ソフトウェアを構築するうえで避けて通れない概念の一つに、複雑な仕組みを簡略化して扱う抽象化という考え方があります。これは、詳細な内部の動きを意識せずに、大枠の機能や役割だけを切り出して整理する手法です。適切に行われることで、再利用性が高まり、全体の構造がすっきりと見通しの良いものになります。
しかし、この概念の適用には繊細な匙加減が必要となります。共通化を意識しすぎるあまり、過度に仕組みを複雑にしてしまうと、かえって全体の動きが把握しづらくなり、他の担当者が修正する際の妨げになってしまうことがあるためです。物事を大きくとらえることと、具体的に記述することのバランスをどのように取るかが、美しい構造を作るための鍵となります。

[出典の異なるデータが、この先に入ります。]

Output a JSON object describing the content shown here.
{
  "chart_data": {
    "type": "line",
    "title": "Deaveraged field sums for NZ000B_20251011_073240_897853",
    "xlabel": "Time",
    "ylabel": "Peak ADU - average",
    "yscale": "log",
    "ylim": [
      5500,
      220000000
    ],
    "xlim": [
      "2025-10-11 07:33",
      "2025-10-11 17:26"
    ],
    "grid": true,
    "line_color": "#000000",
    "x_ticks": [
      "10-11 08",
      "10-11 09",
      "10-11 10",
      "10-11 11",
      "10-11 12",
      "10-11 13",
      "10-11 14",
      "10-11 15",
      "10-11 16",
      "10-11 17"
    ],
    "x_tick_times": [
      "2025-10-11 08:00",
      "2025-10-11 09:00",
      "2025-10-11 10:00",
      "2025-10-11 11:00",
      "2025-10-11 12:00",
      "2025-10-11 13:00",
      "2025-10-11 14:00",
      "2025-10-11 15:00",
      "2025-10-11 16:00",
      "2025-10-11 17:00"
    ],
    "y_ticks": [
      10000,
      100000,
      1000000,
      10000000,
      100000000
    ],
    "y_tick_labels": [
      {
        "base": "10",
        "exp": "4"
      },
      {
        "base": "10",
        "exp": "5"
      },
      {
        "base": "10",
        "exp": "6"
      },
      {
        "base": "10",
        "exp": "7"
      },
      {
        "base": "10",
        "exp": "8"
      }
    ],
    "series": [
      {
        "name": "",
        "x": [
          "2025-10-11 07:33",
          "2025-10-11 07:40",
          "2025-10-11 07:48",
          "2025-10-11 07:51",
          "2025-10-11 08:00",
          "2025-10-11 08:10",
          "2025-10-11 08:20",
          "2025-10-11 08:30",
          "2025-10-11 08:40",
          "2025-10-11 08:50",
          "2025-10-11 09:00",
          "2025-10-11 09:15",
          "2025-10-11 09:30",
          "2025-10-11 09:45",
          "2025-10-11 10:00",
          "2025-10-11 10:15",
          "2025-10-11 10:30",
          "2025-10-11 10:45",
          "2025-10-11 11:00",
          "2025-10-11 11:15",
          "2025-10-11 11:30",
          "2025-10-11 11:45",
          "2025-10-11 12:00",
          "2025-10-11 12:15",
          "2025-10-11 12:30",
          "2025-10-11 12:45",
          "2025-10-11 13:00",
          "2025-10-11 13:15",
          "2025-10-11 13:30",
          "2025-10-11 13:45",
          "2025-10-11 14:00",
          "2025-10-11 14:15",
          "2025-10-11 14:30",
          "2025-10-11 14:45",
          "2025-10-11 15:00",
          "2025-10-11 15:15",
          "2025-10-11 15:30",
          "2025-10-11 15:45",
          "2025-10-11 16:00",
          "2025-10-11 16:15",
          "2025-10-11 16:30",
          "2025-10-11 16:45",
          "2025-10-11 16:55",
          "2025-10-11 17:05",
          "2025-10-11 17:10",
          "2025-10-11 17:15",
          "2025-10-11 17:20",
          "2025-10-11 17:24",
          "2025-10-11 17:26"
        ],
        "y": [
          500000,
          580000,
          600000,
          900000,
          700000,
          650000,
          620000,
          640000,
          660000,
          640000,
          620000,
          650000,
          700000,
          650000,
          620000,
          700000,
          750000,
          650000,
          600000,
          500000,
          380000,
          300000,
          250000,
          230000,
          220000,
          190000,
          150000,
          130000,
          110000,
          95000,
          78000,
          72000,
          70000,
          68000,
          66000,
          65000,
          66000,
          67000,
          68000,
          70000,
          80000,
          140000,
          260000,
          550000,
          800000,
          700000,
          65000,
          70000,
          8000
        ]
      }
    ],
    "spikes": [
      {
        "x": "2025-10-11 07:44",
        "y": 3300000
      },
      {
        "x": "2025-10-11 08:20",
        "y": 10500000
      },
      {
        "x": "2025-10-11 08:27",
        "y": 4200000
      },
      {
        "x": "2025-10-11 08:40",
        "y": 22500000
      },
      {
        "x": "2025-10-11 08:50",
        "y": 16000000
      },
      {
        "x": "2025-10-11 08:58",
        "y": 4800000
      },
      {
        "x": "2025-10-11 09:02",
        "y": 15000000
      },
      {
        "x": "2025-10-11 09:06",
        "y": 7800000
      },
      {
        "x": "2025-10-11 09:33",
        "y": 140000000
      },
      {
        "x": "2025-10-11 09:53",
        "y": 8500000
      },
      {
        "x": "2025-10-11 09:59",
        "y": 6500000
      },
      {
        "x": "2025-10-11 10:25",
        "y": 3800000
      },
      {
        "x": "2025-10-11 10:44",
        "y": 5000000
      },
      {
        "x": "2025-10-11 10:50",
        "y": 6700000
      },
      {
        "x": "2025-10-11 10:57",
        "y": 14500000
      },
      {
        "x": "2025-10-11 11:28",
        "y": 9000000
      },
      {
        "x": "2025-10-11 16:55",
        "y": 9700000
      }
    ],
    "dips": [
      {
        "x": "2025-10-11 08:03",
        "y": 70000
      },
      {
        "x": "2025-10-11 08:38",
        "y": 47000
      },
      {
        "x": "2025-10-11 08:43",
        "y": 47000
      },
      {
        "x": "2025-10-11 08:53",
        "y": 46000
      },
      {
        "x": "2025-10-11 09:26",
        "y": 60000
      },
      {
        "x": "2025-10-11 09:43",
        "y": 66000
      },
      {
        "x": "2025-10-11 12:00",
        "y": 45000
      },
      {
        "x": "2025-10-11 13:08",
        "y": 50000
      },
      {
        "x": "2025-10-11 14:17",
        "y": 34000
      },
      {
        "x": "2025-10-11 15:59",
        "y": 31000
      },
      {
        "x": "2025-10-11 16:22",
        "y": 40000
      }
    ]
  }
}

優れた設計は、現在必要な機能を過不足なく表現しつつ、将来の変化にも柔軟に対応できる余裕を持っています。そのためには、対象となる業務の仕組みを深く理解し、何が変化しにくく、何が頻繁に変わる要素なのかを見極める洞察力が求められます。単に教科書通りの型に当てはめるのではなく、目の前のプログラムが置かれた文脈に合わせて、適切な表現を選択していくことが大切です。
目に見えない構造を綺麗に整える技術は、一朝一夕には身につきませんが、多くの記述を読み、自分で手を動かして失敗を重ねる中で、次第に感覚が磨かれていきます。複雑な問題をシンプルに捉え直す視点を持つことが、洗練された成果を生み出すための原動力となるのではないでしょうか。